Tuesday, April 12, 2005

All Due Respect

When enumerating virtues, "respectfulness" is not one that typically comes to mind, though I think it is a useful virtue for our times (and one in short supply). Respectfulness is both an inner attitude and an outer expression of that attitude. The inner attitude entails extending faith that others always may have something worthwhile to contribute, and that their contributions should be judged on their own merits, rather than prejudged based on a prior opinion of the person. This includes the belief that people in positions of respect should be given respect by default. (Not that they must be respected under any circumstances, but that they should be presumed worthy of respect until proven otherwise.) The outer expression of this attitude is manifested by civil and respectful forms of address, for example, calling officials by their proper title, such as President Bush or Senator Clinton (as opposed to merely "Bush" or "Hilary"). While some may object to this as a hollow formalism (or worse still, hypocrisy, if the "outer" respectfulness masks a lack of inner respect), I have come to believe that it is an essential part of the practice of the virtue of respectfulness. (Careful readers will notice that I have endeavored to follow this precept in my blogging.) In an intriguing blog about Leftists and Civility, Prof. William Vallicella makes these observations about the connection between the inner and the outer:
[Conservatives] see no reason to reject as phony or ‘precious’ something that is conducive to good living. They understand that since we live in a world of appearances, a certain amount of concern with them is reasonable. They also understand that by faking it a bit, one brings oneself actually to feel the emotions that one began by faking. For example, by saying ‘Good Morning’ when I don’t quite feel like it, I contribute to my own perception of the morning as good. Or if I say, ‘With all due respect’ to an opponent for whom I initially feel little respect, I make it more likely that I will see the merit of his arguments and come to respect him. Respectful behavior leads to feeling respect. The outer does not merely express the inner; it partially determines the inner.
I believe that he is correct in these observations, and in fact it is this connection between the inner and the outer that leads me to view respectfulness as a virtue. A common characteristic of virtues is that they are forged through practice. One's virtues are part of one's character, and character must be developed, by intentionally acting as one would wish to be, repeatedly, until through practice one comes to be so.

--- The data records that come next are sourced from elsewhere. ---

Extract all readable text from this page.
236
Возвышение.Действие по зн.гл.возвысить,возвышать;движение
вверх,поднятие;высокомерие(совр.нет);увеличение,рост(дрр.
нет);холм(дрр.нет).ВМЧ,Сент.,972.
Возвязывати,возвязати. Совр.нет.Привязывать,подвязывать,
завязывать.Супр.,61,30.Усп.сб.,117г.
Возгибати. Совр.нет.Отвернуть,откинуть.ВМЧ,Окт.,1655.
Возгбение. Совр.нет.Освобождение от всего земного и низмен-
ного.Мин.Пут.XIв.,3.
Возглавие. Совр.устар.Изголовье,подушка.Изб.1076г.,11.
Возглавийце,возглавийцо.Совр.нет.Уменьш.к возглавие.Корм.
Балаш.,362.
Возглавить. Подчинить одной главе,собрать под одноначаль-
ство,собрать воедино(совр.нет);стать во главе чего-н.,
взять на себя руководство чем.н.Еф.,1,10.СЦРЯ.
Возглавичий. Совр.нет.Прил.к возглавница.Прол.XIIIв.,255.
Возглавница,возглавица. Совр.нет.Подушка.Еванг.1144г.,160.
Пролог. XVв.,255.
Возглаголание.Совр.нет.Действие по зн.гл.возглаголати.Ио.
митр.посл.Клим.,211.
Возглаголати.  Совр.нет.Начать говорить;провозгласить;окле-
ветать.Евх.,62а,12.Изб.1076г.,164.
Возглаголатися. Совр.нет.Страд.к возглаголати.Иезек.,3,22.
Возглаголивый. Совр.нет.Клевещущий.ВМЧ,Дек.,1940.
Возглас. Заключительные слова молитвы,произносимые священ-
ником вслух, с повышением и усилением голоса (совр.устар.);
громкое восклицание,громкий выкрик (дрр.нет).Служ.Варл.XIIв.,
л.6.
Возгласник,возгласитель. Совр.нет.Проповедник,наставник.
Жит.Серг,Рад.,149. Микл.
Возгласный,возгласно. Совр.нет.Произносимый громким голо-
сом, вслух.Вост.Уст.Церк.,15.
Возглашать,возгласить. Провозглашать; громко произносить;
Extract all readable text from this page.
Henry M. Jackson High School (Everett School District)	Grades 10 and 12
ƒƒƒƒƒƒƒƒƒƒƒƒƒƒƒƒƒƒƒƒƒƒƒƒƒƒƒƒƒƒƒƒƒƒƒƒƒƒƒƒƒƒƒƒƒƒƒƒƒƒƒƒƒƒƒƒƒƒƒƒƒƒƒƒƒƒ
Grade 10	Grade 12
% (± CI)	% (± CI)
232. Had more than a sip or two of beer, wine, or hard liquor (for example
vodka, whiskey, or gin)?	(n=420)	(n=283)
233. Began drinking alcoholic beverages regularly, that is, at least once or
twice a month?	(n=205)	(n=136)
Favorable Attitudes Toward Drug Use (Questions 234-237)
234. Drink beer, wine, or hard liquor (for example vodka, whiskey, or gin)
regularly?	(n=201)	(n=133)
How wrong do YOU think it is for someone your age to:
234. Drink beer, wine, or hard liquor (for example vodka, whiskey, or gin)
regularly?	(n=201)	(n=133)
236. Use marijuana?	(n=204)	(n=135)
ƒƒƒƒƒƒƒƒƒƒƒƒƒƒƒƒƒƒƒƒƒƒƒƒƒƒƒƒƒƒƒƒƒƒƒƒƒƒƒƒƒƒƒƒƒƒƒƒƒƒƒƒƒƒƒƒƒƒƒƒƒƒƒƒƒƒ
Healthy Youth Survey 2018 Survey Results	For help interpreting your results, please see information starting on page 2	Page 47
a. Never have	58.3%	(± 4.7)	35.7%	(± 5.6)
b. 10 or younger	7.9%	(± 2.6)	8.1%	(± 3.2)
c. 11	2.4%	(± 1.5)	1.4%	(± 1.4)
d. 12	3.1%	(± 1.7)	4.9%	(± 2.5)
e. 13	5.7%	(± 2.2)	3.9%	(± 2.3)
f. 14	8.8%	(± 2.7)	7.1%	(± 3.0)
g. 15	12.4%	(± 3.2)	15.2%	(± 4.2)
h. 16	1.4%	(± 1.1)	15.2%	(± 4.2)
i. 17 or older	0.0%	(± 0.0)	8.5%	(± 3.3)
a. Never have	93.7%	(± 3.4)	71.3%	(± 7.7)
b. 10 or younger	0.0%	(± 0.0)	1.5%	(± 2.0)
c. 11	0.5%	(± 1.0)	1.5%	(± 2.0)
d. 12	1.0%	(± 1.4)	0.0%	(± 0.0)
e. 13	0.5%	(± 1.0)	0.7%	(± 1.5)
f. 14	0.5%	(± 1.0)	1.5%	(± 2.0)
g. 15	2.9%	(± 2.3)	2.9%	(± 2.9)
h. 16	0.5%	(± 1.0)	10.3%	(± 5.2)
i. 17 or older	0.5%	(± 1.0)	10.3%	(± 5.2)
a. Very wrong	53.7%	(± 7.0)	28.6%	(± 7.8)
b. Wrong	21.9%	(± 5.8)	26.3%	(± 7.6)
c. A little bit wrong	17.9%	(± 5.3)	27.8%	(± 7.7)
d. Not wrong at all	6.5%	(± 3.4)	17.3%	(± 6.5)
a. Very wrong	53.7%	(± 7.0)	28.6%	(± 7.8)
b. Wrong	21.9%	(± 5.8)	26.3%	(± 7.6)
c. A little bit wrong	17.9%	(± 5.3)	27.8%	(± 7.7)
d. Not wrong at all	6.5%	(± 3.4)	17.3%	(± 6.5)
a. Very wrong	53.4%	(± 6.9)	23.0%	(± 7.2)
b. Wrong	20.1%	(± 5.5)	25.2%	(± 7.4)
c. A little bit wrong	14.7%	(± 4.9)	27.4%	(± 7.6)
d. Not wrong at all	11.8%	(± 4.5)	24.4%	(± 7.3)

We should all be familiar with the experience that it is much easier to be horrendously offensive in email than it is to be so when face-to-face. When speaking to someone directly, we are more mindful that we are confronting a person. When writing an email, the inherent detachment in the mode of communication makes it all too easy to forget the usual brakes on disrespect. It's even easier to ride a runaway train of sarcastic invective if one is being disrespectful in forms of address. We can imagine that very different sorts of commentary would start off with "President Clinton ..." versus "Bubba ...". On the other hand, keeping to a habit of respectful address, especially when addressing someone you disagree with, will of itself slow down the runaway train, just because the same tone will more naturally follow a more respectful start. And as Prof. Vallicella said, if we give even the lip-service of all due respect, in time we may come to actually have due respect.